Someone could describe this dilemma: “My husband and I have been separated for about four months. It was his decision to separate. Everyone who knows us knows that I did not want the separation and that now I am quite miserable. Many of our members of me family support me. I am close to my husband’s family. I am not going to stop communicating with them just because my husband is confused right now. That would be cruel and asking too much of me. Our 15th anniversary is coming in a couple of weeks. My mother-in-law has insisted on having a reunion for us at her home. I have expressed concern to her that it might be awkward considering the separation. But she insists on doing so. She says she loves us and wants us to be together as a family. Apparently my husband has accepted this. My mother-in-law has told me that she is going to ask me to say a few words before dinner and that I should take the opportunity to say something and try to get my husband back. She wants us to go back to being together, but I am concerned that my husband will not appreciate this plan. I don’t mind saying a few words, but I’m not sure what to say. And I’m not sure how my husband will react to this. What words should I say during my separation to get my husband back? “

Respect the occasion without adding pressure: This situation is potentially complicated. I suspect it’s unrealistic to think that you can just refuse to say something or pretend it’s not your anniversary. Everyone knows that she is, as evidenced by her mother-in-law’s plans. And it would be a shame not to acknowledge that we’ve been together for so long, even though you’ve had some tough times lately.

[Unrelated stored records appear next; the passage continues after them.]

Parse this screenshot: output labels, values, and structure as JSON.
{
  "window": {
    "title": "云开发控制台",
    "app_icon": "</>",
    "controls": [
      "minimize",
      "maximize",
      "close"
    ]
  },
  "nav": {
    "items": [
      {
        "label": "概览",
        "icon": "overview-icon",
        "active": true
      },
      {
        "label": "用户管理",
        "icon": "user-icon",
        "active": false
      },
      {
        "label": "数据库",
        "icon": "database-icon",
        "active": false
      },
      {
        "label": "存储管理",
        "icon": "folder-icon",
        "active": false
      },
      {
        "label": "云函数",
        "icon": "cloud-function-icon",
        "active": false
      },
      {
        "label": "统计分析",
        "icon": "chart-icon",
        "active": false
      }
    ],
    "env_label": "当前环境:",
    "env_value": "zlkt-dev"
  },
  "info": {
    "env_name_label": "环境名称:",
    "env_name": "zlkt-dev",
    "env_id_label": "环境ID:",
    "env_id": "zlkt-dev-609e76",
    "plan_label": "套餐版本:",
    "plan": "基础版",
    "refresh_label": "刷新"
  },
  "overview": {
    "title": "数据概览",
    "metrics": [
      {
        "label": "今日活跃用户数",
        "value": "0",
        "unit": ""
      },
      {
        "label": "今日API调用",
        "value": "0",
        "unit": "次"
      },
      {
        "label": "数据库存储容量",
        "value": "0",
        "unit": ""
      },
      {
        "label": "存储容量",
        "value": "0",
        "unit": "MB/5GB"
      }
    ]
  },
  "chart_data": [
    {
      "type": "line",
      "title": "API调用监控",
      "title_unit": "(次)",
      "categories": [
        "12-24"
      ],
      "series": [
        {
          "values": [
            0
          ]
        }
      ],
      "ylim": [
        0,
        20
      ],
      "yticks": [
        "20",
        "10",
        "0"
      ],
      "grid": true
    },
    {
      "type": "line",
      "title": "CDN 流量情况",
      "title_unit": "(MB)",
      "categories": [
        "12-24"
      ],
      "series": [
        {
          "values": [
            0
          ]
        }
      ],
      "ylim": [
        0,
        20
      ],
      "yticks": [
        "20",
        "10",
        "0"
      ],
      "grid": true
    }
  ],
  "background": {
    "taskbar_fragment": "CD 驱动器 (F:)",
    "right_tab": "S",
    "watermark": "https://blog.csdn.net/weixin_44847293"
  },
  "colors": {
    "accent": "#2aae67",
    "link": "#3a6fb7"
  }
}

At the same time, I think it could be a mistake to put so much pressure on the situation. In my experience, a reconciliation often doesn’t happen because someone said a few words over the course of a day or on one occasion. Instead, it occurs on a number of occasions and is a gradual process.

That doesn’t mean you can’t say something poignant and poignant. But I think it’s a mistake (and could be setting up an awkward exchange) if you and your mother-in-law assume that there are some magic words that will lead you to reconciliation.

Say something true but sure: I would suggest simply trying to make the day a happy occasion when a family gets together to spend time together. Without a doubt, that is cause for celebration. Things may not go exactly the way you want them to. But still, everyone is healthy and will all be together. Not everyone has that luxury.

When it’s time to say a few words, I would suggest keeping things positive, but simple. How about “I feel so lucky to be here with all of you. I love this family and I hope we all have many more celebrations to come. Thank you for being here with me today.”

You have not said anything that could be offensive or uncomfortable. And she’s made it clear that she not only appreciates her mother-in-law’s thoughtfulness, but she loves her husband, loves her family, and hopes everyone will join in again next year. You are not going out and saying it, but your words make it clear that you are waiting for a reconciliation. And at the same time, if your husband is not ready to hear this, the words could be taken differently as well.

Yes, you are playing it safe, but you are also trying to make sure everyone enjoys a day that should remain special and free of discomfort. Hopefully, you are also laying the groundwork for better days to come.